Le Point du 21/11/20 précise que l’original anglais ne s’embarrasse pas de parenthèses : « Il était moitié hongrois et un quart juif grec », écrit Obama.
Référer un individu à ses origines supposées et laisser entendre une conséquence sur son comportement, ses idées… c’est bien ce qui caractérise le racisme.
La mention d’Henri de Toulouse-Lautrec demande un éclaircissement. Que suggère Obama ? Les tableaux de Toulouse-Lautrec ont souvent pour cadre des maisons closes avec avec leurs prostituées et leurs clients. Ou bien s’agit-il d’évoquer le physique du peintre (aux origines chrétienne et aristocratique) qui souffrait d’une maladie des os et mesurait 1,52m. Tout ceci manque d’élégance. Ce sont des commentaires à la Trump.
Nous y reviendrons.
En quoi ces deux événements nous interpellent-ils ?
Le premier fait suite à une très longue série d’insultes ouvertement proférées depuis de nombreuses années dans des stades divers par une foule haineuse à l’égard de joueurs noirs. Les réactions des fédérations de football, celles des pouvoirs publics restaient dérisoires.
On comprend la joie de Lilian Thuram qui célébrait dans l’Equipe « Le moment historique qu’[il] attendai[t] ».
Qu’est-ce qui est essentiel : être Noir ou être Homme ?
En roumain, « Noir » se dit « negru » qui désigne la couleur ( le mot roumain est issu du latin « niger »= « noir ». Le fleuve Niger = le fleuve noir).
Le mot se prononce entre négro et négrou. Prononciation sur le site Forvo
Les mots noir, juif , asiatique ou arabe ne sont pas des insultes. C’est dans l’esprit du raciste, de l’antisémite qu’ils se chargent de connotations négatives. Faut-il se soumettre à la volonté de l’autre et s’interdire de les utiliser ? Faudra-t-il dire Black -comme c’est souvent le cas aujourd’hui- pour éviter Noir ?

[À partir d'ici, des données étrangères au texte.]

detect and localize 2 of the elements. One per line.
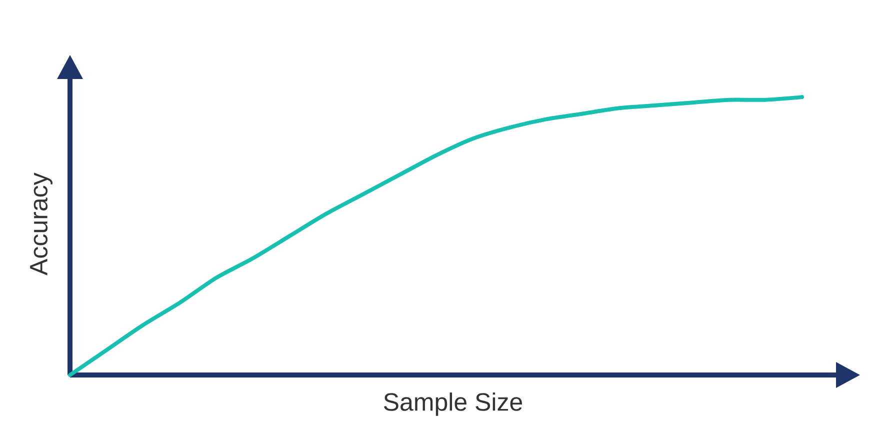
x-axis-title: Sample Size: [384, 392, 522, 416]
y-axis-title: Accuracy: [30, 172, 52, 276]
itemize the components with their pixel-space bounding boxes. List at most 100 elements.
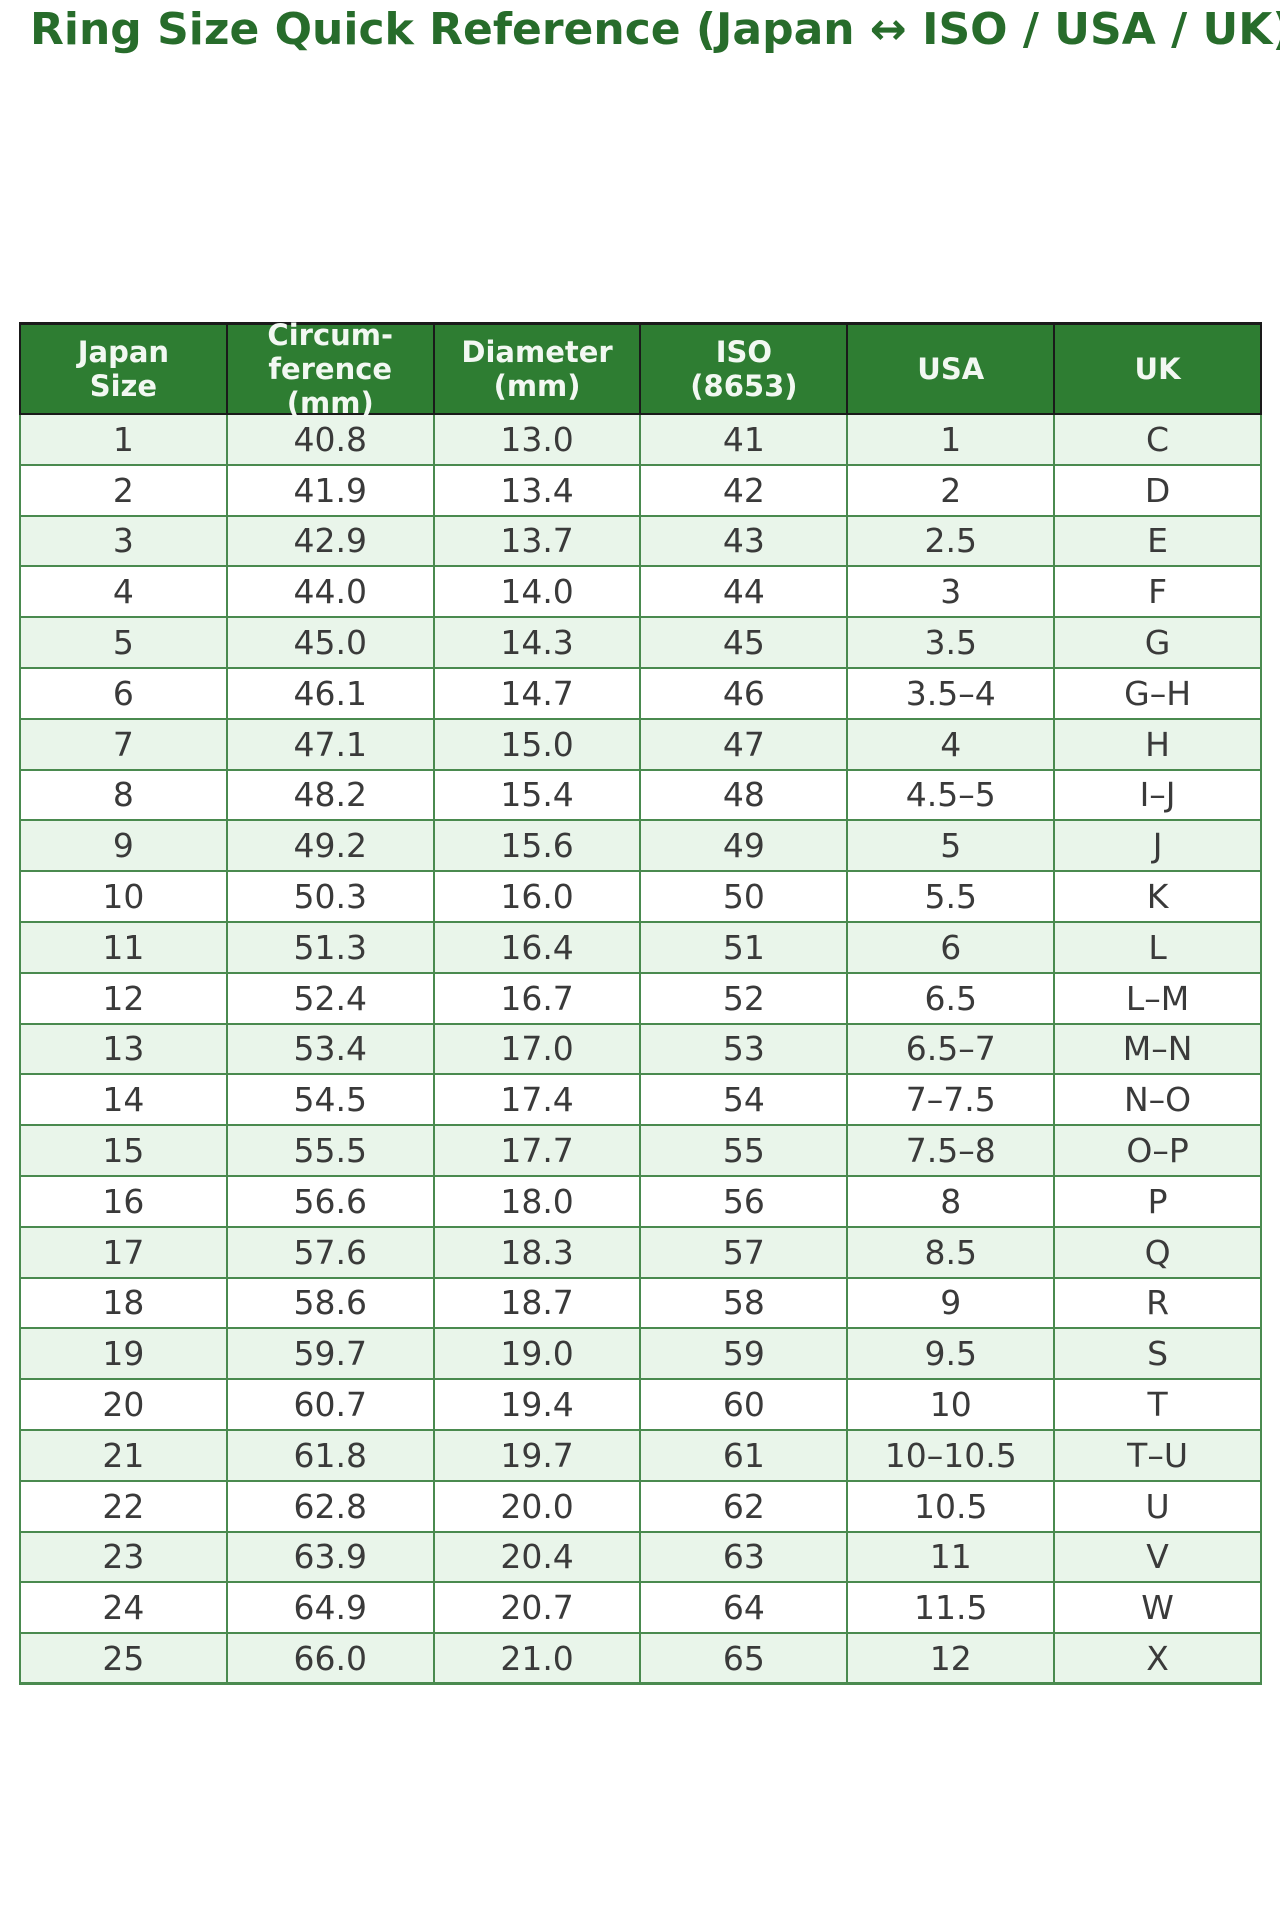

Les mémoires d’Obama n’ont pas soulevé de vagues indignées, ni aux Etats-Unis, ni en France. Et pourtant, les Américains viennent de créer une profession spécialisée pour traquer tout ce qui pourrait offusquer les minorités : «les « sensitivity readers », traduisez relecteurs de sensibilité , comprenez chasseurs de polémiques [chargés en fait d’éviter les procès] qui ont pour mission, dans les maisons d'éditions américaines, de vérifier si un personnage ou des propos n'apparaissent pas comme racistes, homophobes ou misogynes.
Clairement, Barack Obama est passé entre les gouttes, aux États-Unis comme en France ».<Le Point
L’attitude de certains médias français
France-Inter sur son site propose une version propre, revisitée, qui évite ce qui peut blesser : « Sarkozy était tout en emportements émotifs et en propos hyperboliques. Avec sa peau mate, ses traits expressifs, vaguement méditerranéens, et de petite taille (il mesurait à peu près 1,66 mètre, mais portait des talonnettes pour se grandir, on aurait dit un personnage sorti d'un tableau de Toulouse-Lautrec) »
Belle version expurgée sans que soit mentionnée les coupures opérées. On pourrait s’en étonner.
Même délicatesse dans Le Monde.
« [Obama] juge ses traits « vaguement méditerranéens » et il assassine le « torse bombé de petit coq ». < Le Monde du 23/11/20.
Joli travail de journaliste, en sept mots soigneusement choisis, pour ne pas heurter les lecteurs. On pourrait s’étonner de cette modération qui masque une réalité qui demande explication .
Mais…
… merci à François Morel qui remet les pendules à l’heure dans son billet du 11 décembre <France-Inter,
Il y a visiblement des informations qui font du bruit et d'autres qui peinent à se faire entendre.